Wie steht es um den Restwert von Elektroautos?
Die Elektromobilität ist eine noch junge Technologie. Noch ist die Anzahl an Modellen und Ausführungen überschaubar, im Vergleich zu den Fahrzeugen mit Verbrennungsmotoren. Aber ein Thema macht aktuell die Runde: Die steht es um den Wiederverkaufswert von Elektroautos?
Man kann es wohl in einem Satz zusammenfassen: Das Elektroauto ist Opfer des eigenen Erfolgs. Was wiederum in zwei wesentlichen Faktoren erklärt werden kann, welche einen negativen Einfluss auf den Wiederverkaufswert haben:
- Die Entwicklung der Batterie
Während Verbrennerfans mir vor fünf Jahren eingetrichtert haben, dass die physikalischen Grenzen der Batterie erreicht seien, und man nicht mehr Reichweite erwarten dürfe, zeigt sich nun, dass das so nicht stimmte. Die Entwicklung von leistungsfähigere Batterien und effizienteren Elektromotoren nimmt grosse Entwicklungsschritte und diese werden auch zeitnah auf den Markt gebracht. Mit dem Ergebnis, dass Elektroauto-Modelle bei einem Facelift nach zwei, drei Jahren, zu einem ähnlichen Preis und mit mehr Reichweite anboten werden können. Das hat natürlich negative Konsequenzen für das Vorgängermodell. - Preissenkungen und Rabatte machen Neuwagen attraktiver als Gebrauchte
Mit jeder Preissenkung der Automobilhersteller werden die moderneren Neuwagen viel attraktiver als Occasionsfahrzeuge und mindert damit auch automatisch den Restwert der in die Jahre gekommenen Fahrzeuge. Die grossen Preissenkungen von Tesla haben dazugeführt, dass Autovermieter wie Hertz und Sixt ihre Tesla-Modelle abstossen, bevor der Restwert noch tiefer fällt. Und private Tesla-Besitzer können ihre drei Jahre alten Fahrzeuge kaum mehr zu einem vernünftigen Preis weiterverkaufen, weil die neuen Modelle ähnlich viel Kosten, aber mit Garantie und mehr Leistung zu haben sind.

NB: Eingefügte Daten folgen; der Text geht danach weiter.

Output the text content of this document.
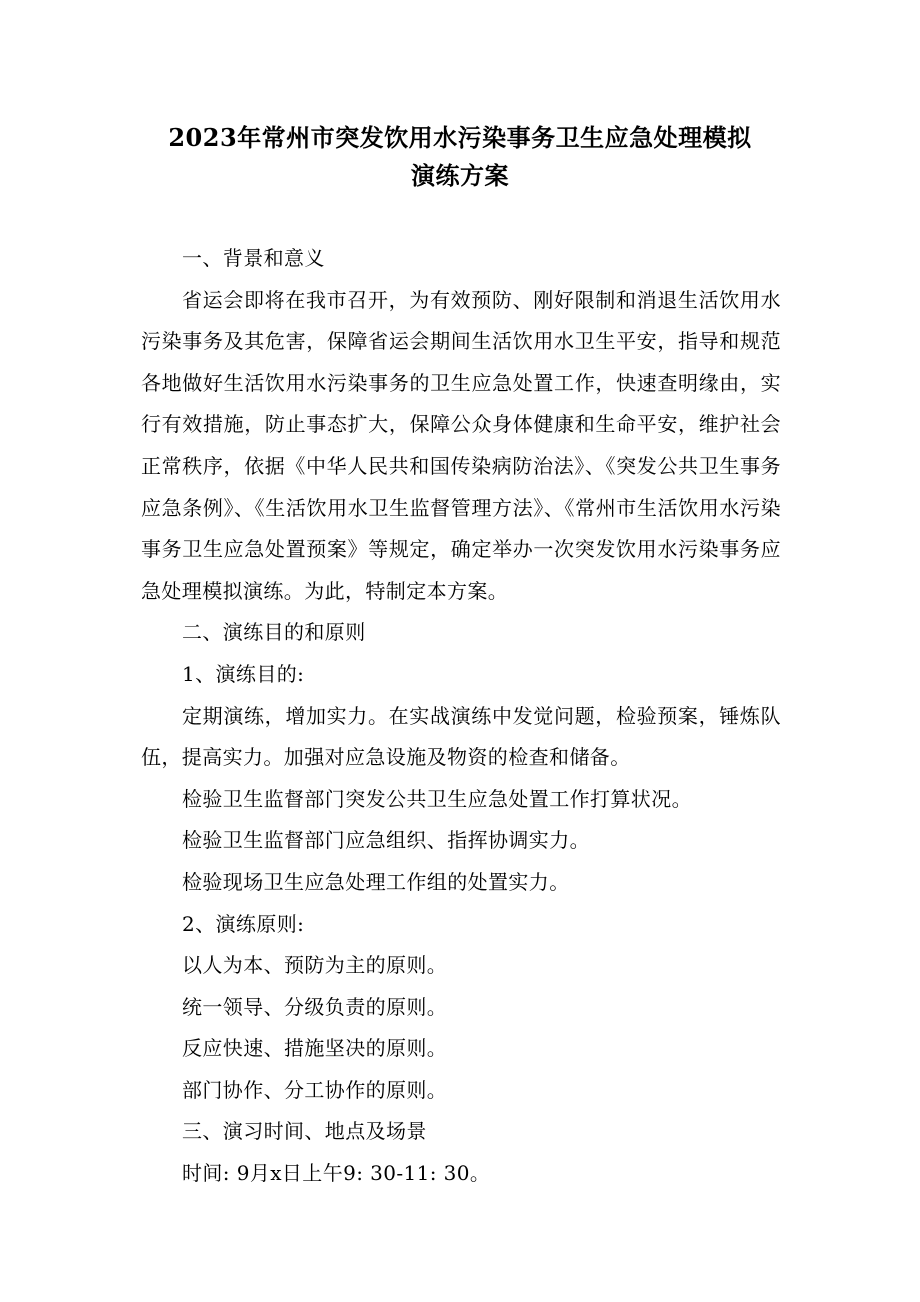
2023年常州市突发饮用水污染事务卫生应急处理模拟
演练方案

一、背景和意义

省运会即将在我市召开，为有效预防、刚好限制和消退生活饮用水污染事务及其危害，保障省运会期间生活饮用水卫生平安，指导和规范各地做好生活饮用水污染事务的卫生应急处置工作，快速查明缘由，实行有效措施，防止事态扩大，保障公众身体健康和生命平安，维护社会正常秩序，依据《中华人民共和国传染病防治法》、《突发公共卫生事务应急条例》、《生活饮用水卫生监督管理方法》、《常州市生活饮用水污染事务卫生应急处置预案》等规定，确定举办一次突发饮用水污染事务应急处理模拟演练。为此，特制定本方案。

二、演练目的和原则

1、演练目的:

定期演练，增加实力。在实战演练中发觉问题，检验预案，锤炼队伍，提高实力。加强对应急设施及物资的检查和储备。

检验卫生监督部门突发公共卫生应急处置工作打算状况。

检验卫生监督部门应急组织、指挥协调实力。

检验现场卫生应急处理工作组的处置实力。

2、演练原则:

以人为本、预防为主的原则。

统一领导、分级负责的原则。

反应快速、措施坚决的原则。

部门协作、分工协作的原则。

三、演习时间、地点及场景

时间: 9月x日上午9: 30-11: 30。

Premium Elektroautos verlieren stärker an Wert
Elektrofahrzeuge aus den Premiumkategorien wie der Porsche Taycan oder auch der Audi e-tron 50 Quattro müssen oft schon nach zwei, drei Jahren mit Abschlägen von 50 Prozent und mehr rechnen. Das sah im Jahr 2022 und Anfang 2023 noch ganz anders aus. Lieferengpässe, Chipmangel und die Coronakrise haben dazu geführt, dass die Preise für gebrauchte Autos auf Rekordhöhe kletterten, auch für Elektroautos. Das hat sich Ende 2023 schlagartig verändert. Das plötzliche Ende der Lieferkettenprobleme hat einige Branchen komplett überrascht.
Diese Veränderung in der Lieferkette, kombiniert mit den rasanten Veränderungen in der technischen Entwicklung bei Elektrofahrzeugen (vergleiche den Porsche Taycan aus dem Jahr 2020 mit dem aktuellen Modell 2024) führt unweigerlich dazu, dass der Restwert nach drei, vier Jahren nicht mehr gross sein darf und bei rund 50 bis 33 Prozent vom Neuwert liegt.

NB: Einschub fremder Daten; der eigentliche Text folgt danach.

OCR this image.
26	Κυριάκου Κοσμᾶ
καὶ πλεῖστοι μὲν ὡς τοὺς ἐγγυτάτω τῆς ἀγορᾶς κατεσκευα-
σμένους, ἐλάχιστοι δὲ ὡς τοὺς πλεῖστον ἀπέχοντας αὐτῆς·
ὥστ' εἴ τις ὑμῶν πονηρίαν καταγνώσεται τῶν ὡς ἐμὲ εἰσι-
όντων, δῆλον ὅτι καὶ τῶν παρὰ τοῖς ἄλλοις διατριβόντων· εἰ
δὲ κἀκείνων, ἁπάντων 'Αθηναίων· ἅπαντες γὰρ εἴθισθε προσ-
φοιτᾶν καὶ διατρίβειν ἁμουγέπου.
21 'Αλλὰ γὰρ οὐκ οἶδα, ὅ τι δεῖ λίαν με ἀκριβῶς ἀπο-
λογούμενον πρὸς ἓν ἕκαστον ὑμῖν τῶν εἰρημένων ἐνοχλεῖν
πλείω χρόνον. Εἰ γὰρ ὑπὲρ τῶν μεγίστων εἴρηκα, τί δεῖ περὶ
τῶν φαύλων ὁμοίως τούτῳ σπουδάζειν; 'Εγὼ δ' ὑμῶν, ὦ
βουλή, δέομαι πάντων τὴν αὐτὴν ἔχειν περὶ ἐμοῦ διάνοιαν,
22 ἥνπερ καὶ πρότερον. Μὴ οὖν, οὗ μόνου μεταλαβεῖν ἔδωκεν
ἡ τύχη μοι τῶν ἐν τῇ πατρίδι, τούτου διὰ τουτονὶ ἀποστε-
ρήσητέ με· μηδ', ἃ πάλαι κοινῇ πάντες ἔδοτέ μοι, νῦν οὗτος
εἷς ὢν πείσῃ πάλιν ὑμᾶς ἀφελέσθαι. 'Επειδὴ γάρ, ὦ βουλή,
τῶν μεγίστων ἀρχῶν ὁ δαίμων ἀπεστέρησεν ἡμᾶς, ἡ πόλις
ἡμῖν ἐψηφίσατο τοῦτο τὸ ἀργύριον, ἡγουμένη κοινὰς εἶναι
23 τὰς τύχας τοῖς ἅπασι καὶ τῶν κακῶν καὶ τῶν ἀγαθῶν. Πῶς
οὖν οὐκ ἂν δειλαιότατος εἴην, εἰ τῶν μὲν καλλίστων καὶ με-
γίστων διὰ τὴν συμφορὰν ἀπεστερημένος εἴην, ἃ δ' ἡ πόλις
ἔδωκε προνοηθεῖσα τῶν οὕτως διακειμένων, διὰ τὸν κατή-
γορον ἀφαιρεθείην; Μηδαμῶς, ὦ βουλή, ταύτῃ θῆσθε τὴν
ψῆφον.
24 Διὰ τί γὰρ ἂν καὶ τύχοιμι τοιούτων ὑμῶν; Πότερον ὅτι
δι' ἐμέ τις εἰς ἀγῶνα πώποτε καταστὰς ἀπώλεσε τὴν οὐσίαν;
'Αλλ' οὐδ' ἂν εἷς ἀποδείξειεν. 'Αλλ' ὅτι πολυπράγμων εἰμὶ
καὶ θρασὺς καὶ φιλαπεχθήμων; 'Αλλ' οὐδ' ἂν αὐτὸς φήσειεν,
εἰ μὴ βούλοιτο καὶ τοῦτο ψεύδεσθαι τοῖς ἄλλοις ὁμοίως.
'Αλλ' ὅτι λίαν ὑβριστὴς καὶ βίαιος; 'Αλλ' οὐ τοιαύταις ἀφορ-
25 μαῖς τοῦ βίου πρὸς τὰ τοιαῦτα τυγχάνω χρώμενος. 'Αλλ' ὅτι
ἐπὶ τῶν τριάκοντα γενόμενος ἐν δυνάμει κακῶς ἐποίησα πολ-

Einzelne, mir zugetragene Erlebnisse zeigen, dass Händler für drei- bis vierjährige Porsche Taycan Modelle, mit 40'000 bis 50'000 Kilometer und einem damaligen Neuwert von 200'000 Franken, heute nur noch 50'000 bis 70'000 Franken bieten. Ein Blick auf Autoscout24 bestätigt das. Nur beim Porschehändler selbst, werden die gebrauchten Taycan teurer angeboten. Günstigere, "normale" Elektroautos kommen im Hinblick auf den Restwert besser weg.
Was sagen die Daten bezüglich des Restwertes von Autos?

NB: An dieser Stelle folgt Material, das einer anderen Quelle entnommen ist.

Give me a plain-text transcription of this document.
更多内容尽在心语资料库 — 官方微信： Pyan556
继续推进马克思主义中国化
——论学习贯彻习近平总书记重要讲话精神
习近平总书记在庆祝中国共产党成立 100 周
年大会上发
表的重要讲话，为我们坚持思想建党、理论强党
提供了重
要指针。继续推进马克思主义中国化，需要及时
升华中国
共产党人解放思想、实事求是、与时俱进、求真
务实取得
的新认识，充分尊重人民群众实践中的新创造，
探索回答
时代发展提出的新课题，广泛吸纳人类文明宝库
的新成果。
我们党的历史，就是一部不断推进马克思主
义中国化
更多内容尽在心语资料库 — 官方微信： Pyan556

Die Autovista Group erhebt in unterschiedlichen Märkten verschiedenste Verkaufs- und Wiederverkaufsdaten. So auch in der Schweiz. Und hier sind die Restwerte für einen dreijährigen PKW mit 60'000 Kilometer, aufgeteilt, je nach Antriebsart im Verlauf der Zeit:
Das Elektroauto hatte Ende 2022 das bisherige Allzeithoch bezüglich der Restwerte und war den Fahrzeugen mit Diesel, Hybrid und Plug-in-Hybrid Antrieb überlegen. Doch 2023 änderte sich das Blatt. Erstaunlicherweise übertrumpft der Hybrid alle anderen Antriebe, das Elektroauto lässt nach, aus den oben erwähnten Gründen.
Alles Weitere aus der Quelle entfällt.